JMNpost.com | Aceh Timur, - Aroma busuk dugaan praktik mafia tanah kembali tercium di Aceh Timur. Kali ini, ratusan hektare lahan milik negara di kawasan transmigrasi Desa Alue Kol atau Alue Tuwi, Kecamatan Ranto Selamat, diduga telah lama diperjualbelikan secara ilegal kepada seorang pengusaha berinisial SF.
Lahan yang semestinya diperuntukkan bagi kesejahteraan warga transmigran, justru digadai dan dijual murah atas nama kepentingan pribadi.
Informasi yang dikutip dari suaraindonesia-news.com menyebutkan bahwa transaksi kotor ini berlangsung sejak sekitar tahun 2006, tak lama setelah damai RI–GAM diteken, dan berlanjut hingga 2018. Di tengah ketakutan, eksodus, dan kekosongan hukum saat itu, pihak-pihak tak bertanggung jawab diduga memanfaatkan kesempatan untuk memperdagangkan tanah yang bukan haknya.
“Penjualan lahan milik eks warga transmigrasi sudah terjadi lama. Semua orang tahu, tapi banyak yang takut bersuara,” ujar seorang warga setempat yang memilih bungkam identitasnya.
Luas lahan yang dilaporkan telah berpindah tangan mencapai sekitar 600 hektare.

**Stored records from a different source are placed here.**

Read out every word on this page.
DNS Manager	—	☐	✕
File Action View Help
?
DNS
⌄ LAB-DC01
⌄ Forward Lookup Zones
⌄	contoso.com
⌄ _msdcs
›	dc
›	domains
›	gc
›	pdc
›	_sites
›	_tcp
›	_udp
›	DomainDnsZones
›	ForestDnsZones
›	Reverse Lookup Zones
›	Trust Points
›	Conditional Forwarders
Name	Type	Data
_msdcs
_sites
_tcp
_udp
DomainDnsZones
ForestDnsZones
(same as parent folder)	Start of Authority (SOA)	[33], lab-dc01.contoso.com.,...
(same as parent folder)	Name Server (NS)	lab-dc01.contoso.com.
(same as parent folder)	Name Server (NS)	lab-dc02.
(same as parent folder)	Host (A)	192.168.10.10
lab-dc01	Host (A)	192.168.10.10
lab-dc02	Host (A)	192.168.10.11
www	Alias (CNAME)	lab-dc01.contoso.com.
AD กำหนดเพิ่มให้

Lahan perkebunan dan pekarangan yang sebelumnya dialokasikan oleh negara kini sudah dikapling dan dikuasai pihak ketiga, termasuk si pengusaha SF. Ironisnya, sebagian besar lahan ini belum bersertifikat alias masih tanah negara, namun dijual dengan harga puluhan juta rupiah per hektare.
Modus pengalihan disebut melibatkan oknum mantan aparatur desa. Nama mantan Keuchik berinisial S dan sejumlah perangkat desa mencuat karena dugaan keterlibatan mereka dalam pengukuran, pemetaan, dan penerbitan dokumen sporadik—dokumen liar yang kerap dijadikan pintu masuk mafia tanah.
“Tanah sudah ada pemiliknya sesuai petak yang ditetapkan pemerintah. Tapi karena konflik, banyak warga pergi. Lahan itu kemudian diambil alih dan dijual-jual begitu saja,” terang sumber.
Kepala Bidang Transmigrasi Dinas Tenaga Kerja dan Transmigrasi Aceh Timur, Sofyan, mengakui bahwa Desa Alue Tuwi adalah wilayah resmi transmigrasi. Ia juga memastikan bahwa pihaknya tengah menyiapkan laporan resmi kepada Bupati Aceh Timur terkait dugaan penjualan ilegal lahan tersebut.
“Saat ini kami sedang mempersiapkan data untuk melaporkan kepada Bupati,” ujar Sofyan.
Sementara itu, mantan Keuchik S saat dikonfirmasi justru mencoba lepas tangan. Ia berdalih bahwa pengalihan lahan terjadi langsung antara pemilik lama dan pihak yang berminat membeli, tanpa intervensi dari aparatur desa. Bahkan ia menyebut bahwa sebagian besar lahan sudah diganti rugi oleh masyarakat lokal, seolah ingin mengaburkan fakta bahwa tanah tersebut adalah aset negara yang tak boleh diperdagangkan sembarangan.
“Saya rasa perlu dicek langsung ke lapangan. Yang mengganti rugi itu masyarakat kepada pemilik awal, bukan kami yang buatkan sporadik,” ujarnya. Ia juga mengklaim bahwa hanya sebagian kecil lahan yang dibeli oleh pengusaha bernama Saiful.
Namun argumen ini justru memperkuat dugaan bahwa telah terjadi praktik liar berkedok "ganti rugi suka sama suka" atas tanah negara. Jika benar bahwa lahan tersebut dialokasikan untuk program transmigrasi, maka segala bentuk pengalihan kepemilikan tanpa mekanisme hukum resmi merupakan pelanggaran serius terhadap UU Nomor 5 Tahun 1960 tentang Pokok Agraria, dan UU Nomor 29 Tahun 2009 tentang Transmigrasi.
Fenomena ini juga membuka borok lama bagaimana aparat desa kerap menjadi aktor utama dalam jual-beli tanah negara. Mereka bertindak bak makelar, memfasilitasi mafia tanah menguasai lahan ratusan hektare yang seharusnya dinikmati rakyat kecil.
Hingga saat ini, belum ada tindakan hukum tegas dari aparat penegak hukum. Publik hanya bisa berharap, laporan yang akan diserahkan ke Bupati Aceh Timur tak berakhir sebagai dokumen pajangan belaka.